In the winter, you can experience:
How do you get to Kingston?
Via Highway 401 westbound, take exit 623. Via Highway 401 eastbound, take exit 615. Scenic eastbound route: take Highway 33 along Lake Ontario into Kingston. From Cape Vincent, N.Y., take Horne’s ferry to Wolfe Island, then the Wolfe Island Ferry to Kingston.
VIA Rail offers service to Kingston from Montreal, Ottawa, and Toronto. Visit viarail.ca or call 1.888.VIA-RAIL. VIA Rail’s Bike Train offers bike racks on board select passenger rail trains. Visit biketrain.ca.
Coach Canada/Trentway-Wager Bus Lines (coachcanada.com) and Megabus (ca.megabus.com) offer service to Kingston. Please check with operators to confirm service and schedules.

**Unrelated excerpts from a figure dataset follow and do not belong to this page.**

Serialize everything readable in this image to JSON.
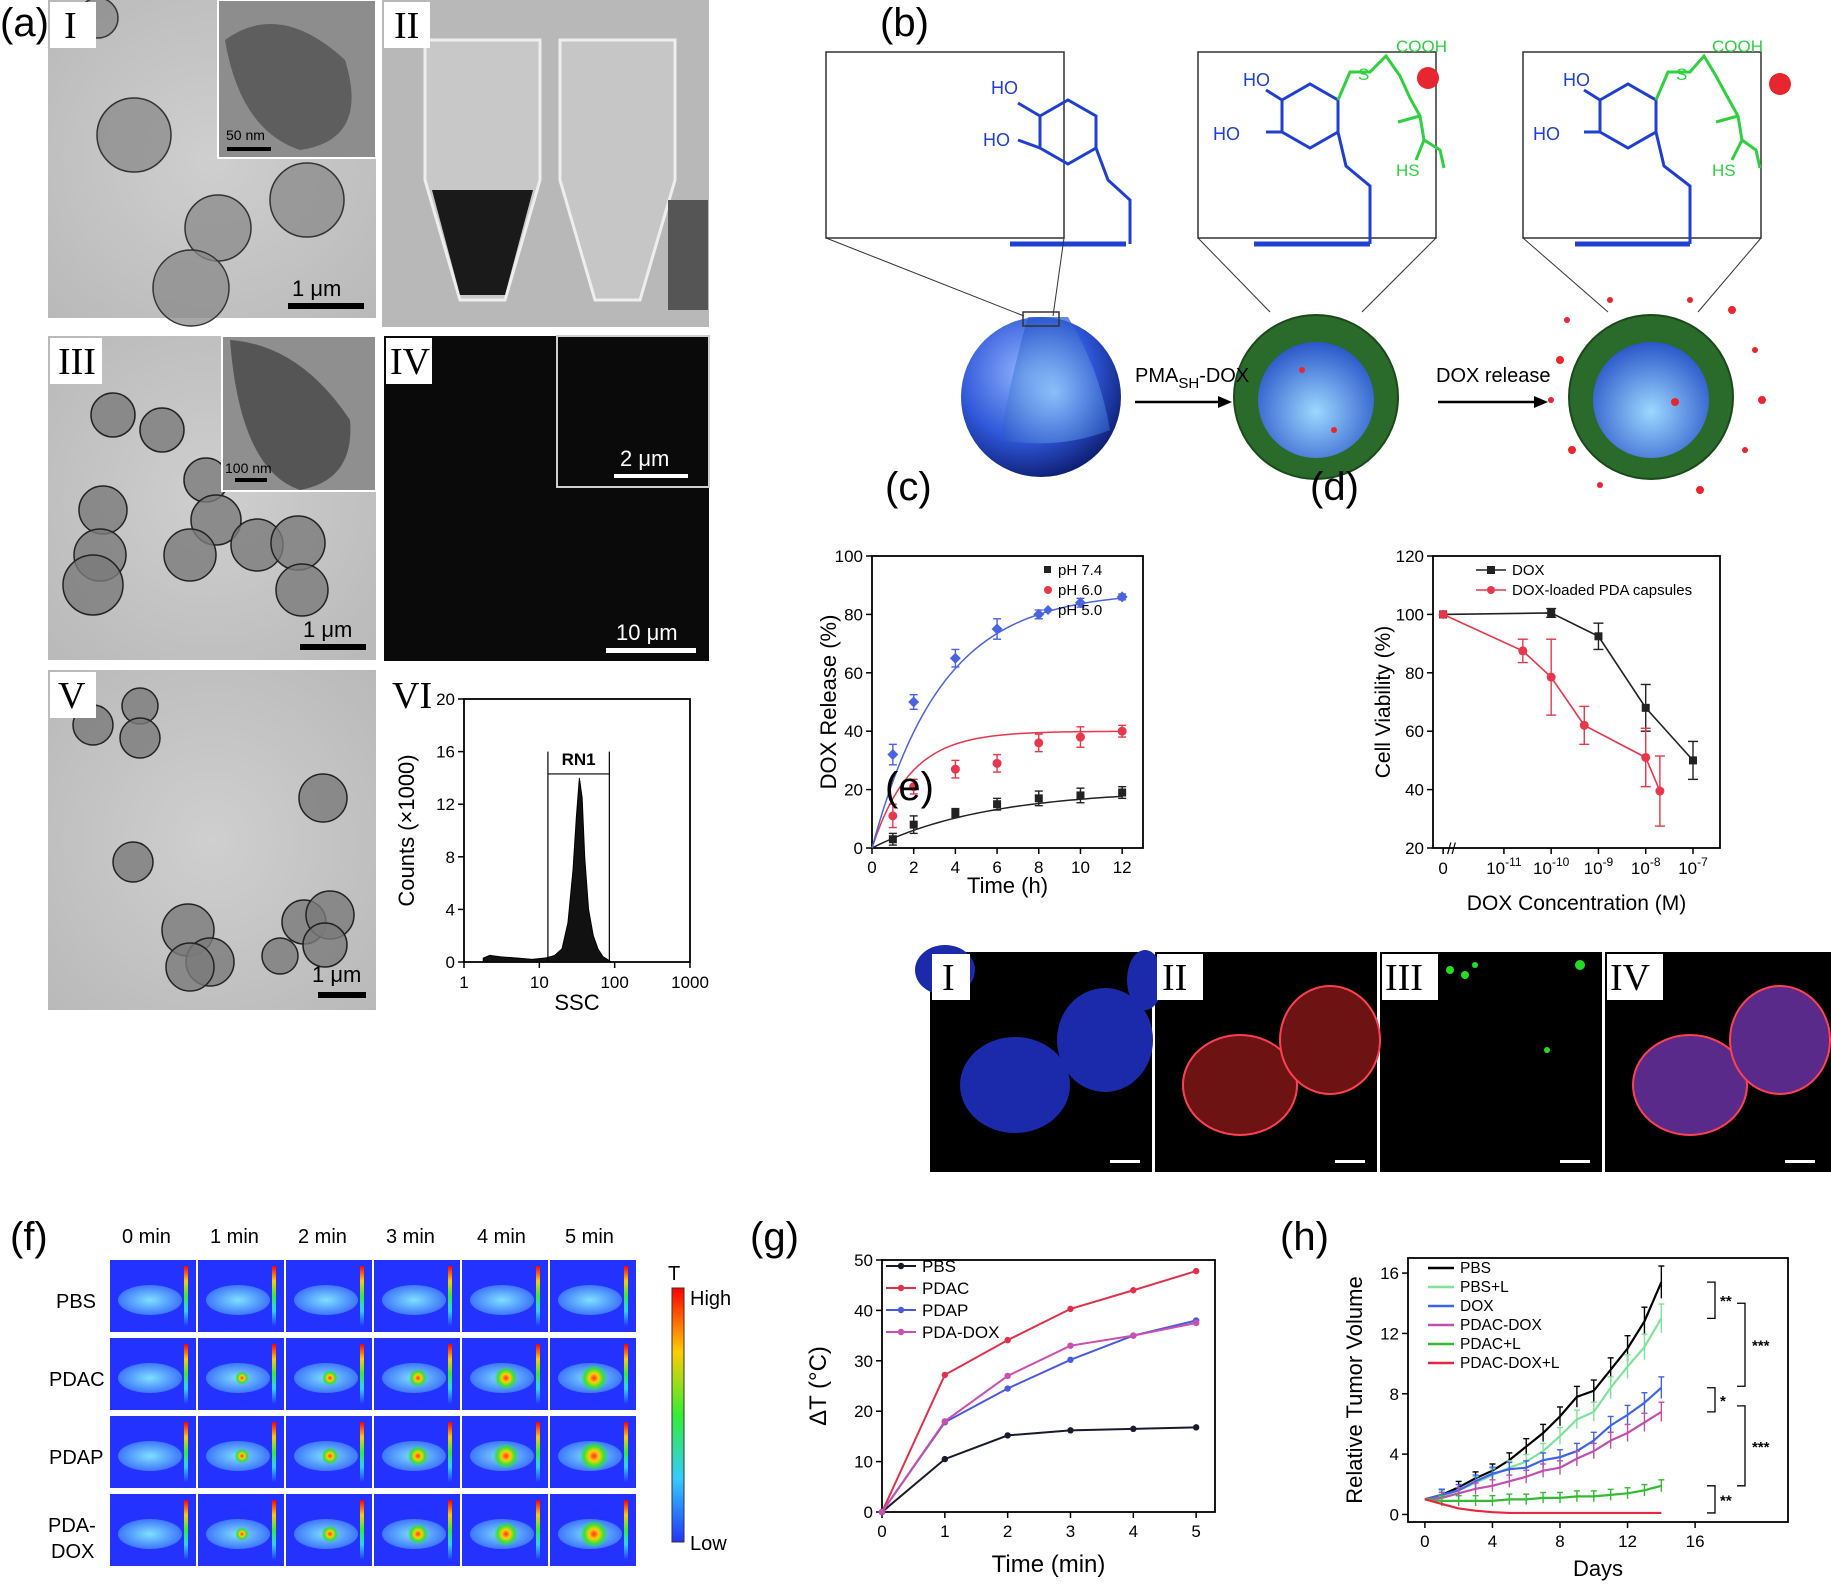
{
  "panel_labels": [
    "(a)",
    "(b)",
    "(c)",
    "(d)",
    "(e)",
    "(f)",
    "(g)",
    "(h)"
  ],
  "panel_a": {
    "roman": [
      "I",
      "II",
      "III",
      "IV",
      "V",
      "VI"
    ],
    "scalebars": {
      "I_main": "1 μm",
      "I_inset": "50 nm",
      "III_main": "1 μm",
      "III_inset": "100 nm",
      "IV_main": "10 μm",
      "IV_inset": "2 μm",
      "V_main": "1 μm"
    }
  },
  "panel_b": {
    "ho_top": "HO",
    "ho_bottom": "HO",
    "cooh": "COOH",
    "s": "S",
    "hs": "HS",
    "arrow1": "PMA",
    "arrow1_sub": "SH",
    "arrow1_tail": "-DOX",
    "arrow2": "DOX release"
  },
  "panel_e": {
    "roman": [
      "I",
      "II",
      "III",
      "IV"
    ]
  },
  "panel_f": {
    "times": [
      "0 min",
      "1 min",
      "2 min",
      "3 min",
      "4 min",
      "5 min"
    ],
    "rows": [
      "PBS",
      "PDAC",
      "PDAP",
      "PDA-",
      "DOX"
    ],
    "scale_title": "T",
    "scale_high": "High",
    "scale_low": "Low"
  },
  "chart_data": [
    {
      "id": "a-VI",
      "type": "area",
      "xlabel": "SSC",
      "ylabel": "Counts (×1000)",
      "x_scale": "log",
      "xlim": [
        1,
        1000
      ],
      "ylim": [
        0,
        20
      ],
      "x_ticks": [
        "1",
        "10",
        "100",
        "1000"
      ],
      "y_ticks": [
        "0",
        "4",
        "8",
        "12",
        "16",
        "20"
      ],
      "gate_label": "RN1",
      "gate_range": [
        13,
        85
      ],
      "series": [
        {
          "x": [
            1.8,
            2.2,
            3,
            5,
            8,
            12,
            16,
            20,
            24,
            28,
            31,
            34,
            37,
            40,
            45,
            52,
            60,
            70,
            80,
            90
          ],
          "values": [
            0.3,
            0.5,
            0.4,
            0.3,
            0.2,
            0.3,
            0.5,
            1,
            3,
            7,
            11,
            14,
            12.5,
            8,
            4,
            2,
            1,
            0.4,
            0.2,
            0
          ]
        }
      ]
    },
    {
      "id": "c",
      "type": "scatter",
      "xlabel": "Time (h)",
      "ylabel": "DOX Release (%)",
      "xlim": [
        0,
        13
      ],
      "ylim": [
        0,
        100
      ],
      "x_ticks": [
        "0",
        "2",
        "4",
        "6",
        "8",
        "10",
        "12"
      ],
      "y_ticks": [
        "0",
        "20",
        "40",
        "60",
        "80",
        "100"
      ],
      "x": [
        1,
        2,
        4,
        6,
        8,
        10,
        12
      ],
      "series": [
        {
          "name": "pH 7.4",
          "color": "#222222",
          "values": [
            3,
            8,
            12,
            15,
            17,
            18,
            19
          ],
          "err": [
            2,
            3,
            1.5,
            2,
            2.5,
            2.5,
            2
          ],
          "fit_max": 20,
          "fit_k": 0.18
        },
        {
          "name": "pH 6.0",
          "color": "#e8364b",
          "values": [
            11,
            21,
            27,
            29,
            36,
            38,
            40
          ],
          "err": [
            4,
            2.5,
            3,
            3,
            3,
            3.5,
            2
          ],
          "fit_max": 40,
          "fit_k": 0.55
        },
        {
          "name": "pH 5.0",
          "color": "#4a63e0",
          "values": [
            32,
            50,
            65,
            75,
            80,
            84,
            86
          ],
          "err": [
            3.5,
            2.5,
            3,
            3.5,
            1.5,
            1.5,
            1
          ],
          "fit_max": 88,
          "fit_k": 0.3
        }
      ]
    },
    {
      "id": "d",
      "type": "line",
      "xlabel": "DOX Concentration (M)",
      "ylabel": "Cell Viability (%)",
      "ylim": [
        20,
        120
      ],
      "x_ticks": [
        "0",
        "10",
        "10",
        "10",
        "10",
        "10"
      ],
      "x_tick_exp": [
        "",
        "-11",
        "-10",
        "-9",
        "-8",
        "-7"
      ],
      "y_ticks": [
        "20",
        "40",
        "60",
        "80",
        "100",
        "120"
      ],
      "series": [
        {
          "name": "DOX",
          "color": "#222222",
          "x": [
            -99,
            -10,
            -9,
            -8,
            -7
          ],
          "values": [
            100,
            100.5,
            92.5,
            68,
            50
          ],
          "err": [
            0,
            1.5,
            4.5,
            8,
            6.5
          ]
        },
        {
          "name": "DOX-loaded PDA capsules",
          "color": "#e8364b",
          "x": [
            -99,
            -10.6,
            -10,
            -9.3,
            -8,
            -7.7
          ],
          "values": [
            100,
            87.5,
            78.5,
            62,
            51,
            39.5
          ],
          "err": [
            0,
            4,
            13,
            6.5,
            10,
            12
          ]
        }
      ]
    },
    {
      "id": "g",
      "type": "line",
      "xlabel": "Time (min)",
      "ylabel": "ΔT (°C)",
      "xlim": [
        0,
        5
      ],
      "ylim": [
        0,
        50
      ],
      "x_ticks": [
        "0",
        "1",
        "2",
        "3",
        "4",
        "5"
      ],
      "y_ticks": [
        "0",
        "10",
        "20",
        "30",
        "40",
        "50"
      ],
      "x": [
        0,
        1,
        2,
        3,
        4,
        5
      ],
      "series": [
        {
          "name": "PBS",
          "color": "#1a1a2e",
          "values": [
            0,
            10.5,
            15.2,
            16.2,
            16.5,
            16.8
          ]
        },
        {
          "name": "PDAC",
          "color": "#e0304a",
          "values": [
            0,
            27.2,
            34.1,
            40.3,
            44,
            47.8
          ]
        },
        {
          "name": "PDAP",
          "color": "#4a5ae0",
          "values": [
            0,
            17.8,
            24.5,
            30.2,
            35,
            38
          ]
        },
        {
          "name": "PDA-DOX",
          "color": "#c94fb0",
          "values": [
            0,
            18,
            27,
            33,
            35,
            37.5
          ]
        }
      ]
    },
    {
      "id": "h",
      "type": "line",
      "xlabel": "Days",
      "ylabel": "Relative Tumor Volume",
      "xlim": [
        0,
        20
      ],
      "ylim": [
        0,
        17
      ],
      "x_ticks": [
        "0",
        "4",
        "8",
        "12",
        "16"
      ],
      "y_ticks": [
        "0",
        "4",
        "8",
        "12",
        "16"
      ],
      "x": [
        0,
        1,
        2,
        3,
        4,
        5,
        6,
        7,
        8,
        9,
        10,
        11,
        12,
        13,
        14
      ],
      "series": [
        {
          "name": "PBS",
          "color": "#000000",
          "values": [
            1,
            1.3,
            1.8,
            2.4,
            2.9,
            3.6,
            4.5,
            5.4,
            6.5,
            7.8,
            8.2,
            9.6,
            11,
            12.8,
            15.4
          ]
        },
        {
          "name": "PBS+L",
          "color": "#7fe39a",
          "values": [
            1,
            1.2,
            1.6,
            2.1,
            2.6,
            3.1,
            3.5,
            4.2,
            5.2,
            6.3,
            6.8,
            8.4,
            9.8,
            11.1,
            13
          ]
        },
        {
          "name": "DOX",
          "color": "#3f63e6",
          "values": [
            1,
            1.3,
            1.6,
            2.2,
            2.7,
            3,
            3.1,
            3.6,
            3.8,
            4.2,
            4.9,
            5.9,
            6.6,
            7.4,
            8.4
          ]
        },
        {
          "name": "PDAC-DOX",
          "color": "#c04fb0",
          "values": [
            1,
            1.1,
            1.4,
            1.7,
            1.9,
            2.2,
            2.5,
            2.9,
            3.1,
            3.7,
            4.2,
            4.9,
            5.4,
            6.1,
            6.8
          ]
        },
        {
          "name": "PDAC+L",
          "color": "#33bb33",
          "values": [
            1,
            0.9,
            0.9,
            0.9,
            0.9,
            1,
            1,
            1.1,
            1.1,
            1.2,
            1.2,
            1.3,
            1.4,
            1.6,
            1.9
          ]
        },
        {
          "name": "PDAC-DOX+L",
          "color": "#e8263f",
          "values": [
            1,
            0.7,
            0.4,
            0.25,
            0.15,
            0.1,
            0.1,
            0.1,
            0.1,
            0.1,
            0.1,
            0.1,
            0.1,
            0.1,
            0.1
          ]
        }
      ],
      "significance": [
        "**",
        "***",
        "*",
        "***",
        "**"
      ]
    }
  ]
}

Kingston has both city-operated and privately owned marinas. Confederation Basin Marina (City of Kingston): 613-546-4291 ext. 1823 (seasonal) Portsmouth Olympic Harbour (City of Kingston): 613-546-4291 ext. 1827 Collins Bay Marina (West end): 613-389-4455 Treasure Island Marina (East end): 613-548-1239
Getting around Kingston is easy. While many attractions are within walking distance of the downtown core, you have other transit options as well. Kingston also has accessible transportation options, as well as accessible tours and attractions.